И вообще это — глупое занятие…
В отличие от тела, губы у Валечки были размягчены, но влажным оказался не только рот. Она застонала, и я увлёк её к дивану.
И тут она вновь прервала меня. Опять удивила: потянула властно за руку и, не пустив на диван, усадила на стол.
Теперь я оказался гораздо ниже неё, но это меня обрадовало: сердце моё затрепыхало в горле, и я зарылся головой в ложбинку между её сиськами. Вкусными и мягкими, как тёплый хлеб.
Вместе с этим чувством в меня проник сиреневый дурман. Я замер. Но губы — в лихорадочной привычке любви — задрожали от бессилия пробиться сквозь плотную эмульсию кожи в самые недра её жгучей плоти.
Как всегда, недостижимость этой мечты подняла во мне и боль, и ярость.
Я стал терзать Валечку зубами, ощущая себя продрогшим волком. Изголодавшимся по любви и настигнувшим наконец великолепно беспомощную добычу.
Валечка понимала это и подвывала, как хищница. А когда убедилась в невозможности раздвинуть себе грудину и впустить меня вовнутрь, — оттянула мою голову и протолкнула мне в губы свой разбухший сосок.
Опять вдруг вспомнился Мао. Он говорил, что один китаец прожил 170 лет, высасывая сок из женской груди.
Я жадно набил себе рот упругой плотью — и острый её кончик уткнулся мне в гортань. Я задыхался.
Валечка, тем не менее, старалась протолкнуть себя в моё горло глубже. Она тоже желала недостижимого — исчезновения во мне в сладких муках пожираемой жертвы.
Рвался к тому же самому и я — всю её искромсать. И напиться до одури горячей крови, переполнившей этот белый, гладкий и ароматный сосуд. В который упряталась жизнь…
— Иосиф! — всхлипнула она. — Как же ты меня любишь, Иосиф! Чего же ты ждёшь?! Убей же наконец!
В голову мне ударил жар — и я изо всех сил впился пальцами в её ягодицы. От нетерпения они затвердели и подрагивали.
— Слышишь, Иосиф? Как же мы любим друг друга! Убей, говорю, миленький мой, убей же меня! — молила она, лаская мне губами затылок.
То ли жертвенный тон шёпота, то ли искренность слов растопила мне сердце. Превратила его в вязкий сгусток из радости за себя и нежности к прижавшейся ко мне плоти.
Поддерживая Валечку левой рукой, правую я занёс ей под живот, и прижал ладонь к подстриженному пушку. А пальцы — без моего ведома — поползли вниз. Она вскрикнула от счастья, пригнулась ко мне и поблагодарила взглядом.
Из головы моей снова высунулось помышление о французском каталоге. Сейчас подсказало его мне ощущение.
Валечка мысль мою разглядела, но недопоняла: бросилась на колени и стянула с меня кальсоны. Через мгновение самый бесстыжий кадр из каталога задвигался перед моими глазами. Точнее — под ними…
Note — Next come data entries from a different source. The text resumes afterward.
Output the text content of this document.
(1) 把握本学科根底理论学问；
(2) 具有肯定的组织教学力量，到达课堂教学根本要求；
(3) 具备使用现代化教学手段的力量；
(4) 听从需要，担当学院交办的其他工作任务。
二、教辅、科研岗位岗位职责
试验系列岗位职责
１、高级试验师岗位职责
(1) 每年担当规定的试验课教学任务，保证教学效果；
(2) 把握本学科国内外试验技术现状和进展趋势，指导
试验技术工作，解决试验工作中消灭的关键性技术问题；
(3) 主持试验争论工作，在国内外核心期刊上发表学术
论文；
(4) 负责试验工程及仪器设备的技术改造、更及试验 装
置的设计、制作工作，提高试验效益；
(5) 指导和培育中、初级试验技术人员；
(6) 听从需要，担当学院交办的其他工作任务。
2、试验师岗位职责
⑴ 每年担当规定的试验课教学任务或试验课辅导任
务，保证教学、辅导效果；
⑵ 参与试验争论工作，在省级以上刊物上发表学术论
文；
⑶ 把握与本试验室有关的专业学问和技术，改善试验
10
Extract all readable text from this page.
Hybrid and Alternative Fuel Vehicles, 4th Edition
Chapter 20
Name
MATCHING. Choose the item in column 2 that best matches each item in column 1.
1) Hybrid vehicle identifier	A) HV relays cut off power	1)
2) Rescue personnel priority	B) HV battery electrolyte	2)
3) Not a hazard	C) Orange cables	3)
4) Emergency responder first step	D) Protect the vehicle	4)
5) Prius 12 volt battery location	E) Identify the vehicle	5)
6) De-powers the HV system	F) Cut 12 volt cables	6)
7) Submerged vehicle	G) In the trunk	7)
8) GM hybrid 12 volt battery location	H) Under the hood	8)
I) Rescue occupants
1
Мне это всегда казалось гадостью. Особенно после Кракова — до революции, — где проститутка пересчитала мои злотые, отказалась раздеться и присела на корточки.
Я выругался, пнул её ногой, забрал деньги и объяснил, что природа создала рот для другой цели.
У каждого органа — своя функция. И в человеке, и в государстве. Нельзя, например, поверить в идею, которая родилась не в голове, а в заднице.
То же самое я говорил большевичкам. Они в ответ называли меня азиатом и смеялись. Мы, мол, раздвигаем рамки природы. Раздвигайте ноги, а не природу, советовал я. Оправдывались тем, что не хотят рожать. Не рожайте тогда и пошлые идеи.
Крупскую я презирал и за то, что не родила Вождю детей. Раздвигала только природу…
Когда я оправился от шока, пришлось подумать и о большей гадости. Истомина — и это уже точно — шарит в моём столе!
Неясно теперь другое: кто, как, где и почему добыл для неё сетчатые чулки?
Вопреки ожиданию, мне было хорошо! На потом, на будущее, захотелось отложить и дыхание. И это чувство показалось чреватым великою истиной. До смеха простой. Как бы устроить, чтобы дыхание человечество отложило на потом? И чтобы откладывало постоянно. Тогда бы люди не знали ни голода, ни забот. И всем было бы хорошо…
Валечка вдруг оторвалась от меня и подняла глаза. Обратилась снова по отчеству:
— Иосиф Виссарионович, вам хорошо?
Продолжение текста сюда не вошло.